Various societal changes have taken place in Iceland over the past two decades, as a result of which the issues of social inclusion and segregation have risen up the policy agenda. This can be observed at national level in the form of sectoral plans that indirectly address these issues, and in key education, equality and human rights legislation that imposes obligations on the state to combat segregation. In addition, more concrete initiatives linked to these policy themes are being pursued in Reykjavík and the wider Capital Area, especially in relation to developing more socially mixed, inclusive neighbourhoods. In the Capital Area, public transport infrastructure is also viewed as a means of increasing equality, reducing segregation and promoting diversity in urban development
In this context, Iceland has developed a comprehensive social indicator system that encompasses dimensions such as education, employment, housing, security, wellbeing, health, social connections, democracy, and environmental quality. While these indicators are not yet fully integrated into formal policies, they are nevertheless being increasingly used to assess people’s status and situation.

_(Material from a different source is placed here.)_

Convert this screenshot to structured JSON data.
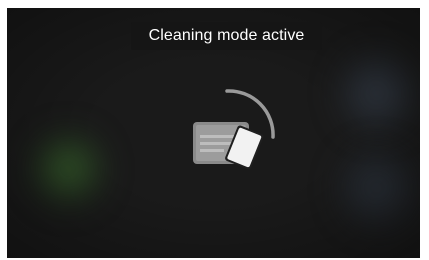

Going further than this, the City of Reykjavík is making strategic use of indicators to guide service planning and assess needs based on the demographic and socio-economic characteristics of different areas. Meanwhile, at the national level, policy attention is now shifting towards addressing social inequality, rather than simply dealing with economic factors. This is evidenced by the ongoing development of indicators concerning social wellbeing, quality of life and social participation.
Overall, Iceland finds itself having to navigate the challenges of increased diversity, housing shortages and the need for inclusive urban planning. In this respect, the development of social indicators reflects a commitment to better understanding the complex dynamics of social wellbeing, and in turn segregation and inclusion.